Several Russian contract soldiers claimed this week they were to be deployed to Syria, undermining Russian government denials that it has sent combat troops to the war zone, online newspaper Gazeta.ru reported Friday.

Russia caused consternation in the West by stepping up support for Syrian President Bashar Assad in recent weeks. Moscow has sent military hardware but says it is not fighting in the country. The Defense Ministry on Friday denied the Gazeta.ru report.

The newspaper interviewed four soldiers in the southern Russian city of Novorossiysk — not far from east Ukraine — who said they were part of a squad of 20 “most promising” troops sent to the city in late August.

The soldiers said that a representative of the General Staff on Wednesday told them they would be deployed to Latakia, a Syrian port city controlled by Assad's forces — and where the U.S. has said Russia is developing a "forward air operating base."

The whistleblowers said they refused to go. “We don't want to go Syria, we don't want to die there,” one of the soldiers, Alexei, whose last name was withheld, was cited by Gazeta.ru as saying.

The four soldiers said they went to the military prosecutor's office in Novorossiysk, demanding to check the legitimacy of the orders given by their commanders — which didn't exist on paper.
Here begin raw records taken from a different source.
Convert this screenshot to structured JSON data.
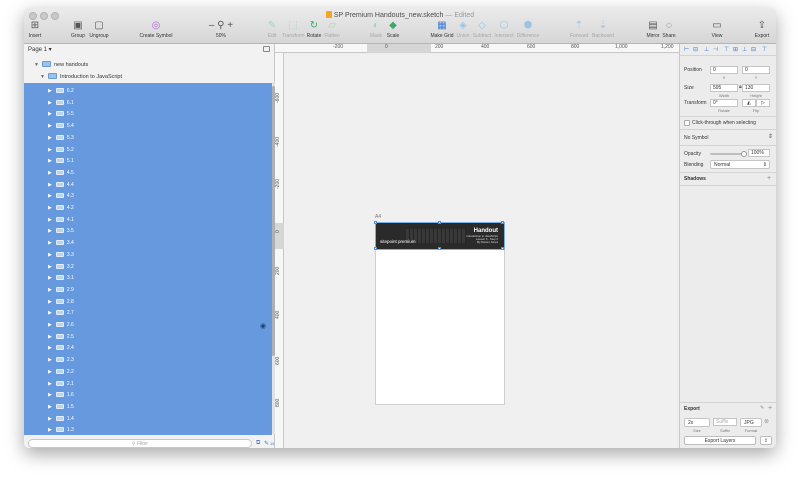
{
  "window": {
    "title": "SP Premium Handouts_new.sketch",
    "title_status": "— Edited"
  },
  "toolbar": {
    "insert": "Insert",
    "group": "Group",
    "ungroup": "Ungroup",
    "create_symbol": "Create Symbol",
    "zoom_value": "50%",
    "edit": "Edit",
    "transform": "Transform",
    "rotate": "Rotate",
    "flatten": "Flatten",
    "mask": "Mask",
    "scale": "Scale",
    "make_grid": "Make Grid",
    "union": "Union",
    "subtract": "Subtract",
    "intersect": "Intersect",
    "difference": "Difference",
    "forward": "Forward",
    "backward": "Backward",
    "mirror": "Mirror",
    "share": "Share",
    "view": "View",
    "export": "Export"
  },
  "layers": {
    "page": "Page 1 ▾",
    "root_group": "new handouts",
    "artboard": "Introduction to JavaScript",
    "items": [
      "6.2",
      "6.1",
      "5.5",
      "5.4",
      "5.3",
      "5.2",
      "5.1",
      "4.5",
      "4.4",
      "4.3",
      "4.2",
      "4.1",
      "3.5",
      "3.4",
      "3.3",
      "3.2",
      "3.1",
      "2.9",
      "2.8",
      "2.7",
      "2.6",
      "2.5",
      "2.4",
      "2.3",
      "2.2",
      "2.1",
      "1.6",
      "1.5",
      "1.4",
      "1.3"
    ],
    "filter_placeholder": "Filter",
    "filter_count": "15"
  },
  "rulers": {
    "top": [
      "-200",
      "0",
      "200",
      "400",
      "600",
      "800",
      "1,000",
      "1,200"
    ],
    "left": [
      "-600",
      "-400",
      "-200",
      "0",
      "200",
      "400",
      "600",
      "800",
      "1,000"
    ]
  },
  "canvas": {
    "artboard_label": "A4",
    "banner_brand": "sitepoint premium",
    "banner_title": "Handout",
    "banner_sub": "Introduction to JavaScript\nLesson 6 · Step 2\nBy Darren Jones"
  },
  "inspector": {
    "position_label": "Position",
    "pos_x": "0",
    "pos_y": "0",
    "x_cap": "X",
    "y_cap": "Y",
    "size_label": "Size",
    "width": "595",
    "height": "130",
    "width_cap": "Width",
    "height_cap": "Height",
    "transform_label": "Transform",
    "rotate_value": "0°",
    "rotate_cap": "Rotate",
    "flip_cap": "Flip",
    "click_through": "Click-through when selecting",
    "symbol": "No Symbol",
    "opacity_label": "Opacity",
    "opacity_value": "100%",
    "opacity": 1.0,
    "blending_label": "Blending",
    "blending_value": "Normal",
    "shadows": "Shadows",
    "export_title": "Export",
    "export_scale": "2x",
    "export_suffix_placeholder": "Suffix",
    "export_format": "JPG",
    "size_cap": "Size",
    "suffix_cap": "Suffix",
    "format_cap": "Format",
    "export_layers": "Export Layers"
  }
}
They also filed a complaint to the presidential Human Rights Council and handed in their resignation notices, the report said. It was not clear whether the resignations were accepted.

Their decision to go public sparked a media storm, and the deployment — scheduled for Sept. 17, according to the report — was postponed, Gazeta.ru said.

Russia's Defense Ministry on Friday said it was impossible that the soldiers could have been deployed to Syria. The ministry's press service told the TASS news agency that the troops, who belonged to the Eastern Military District, could only be sent to a destination within that district.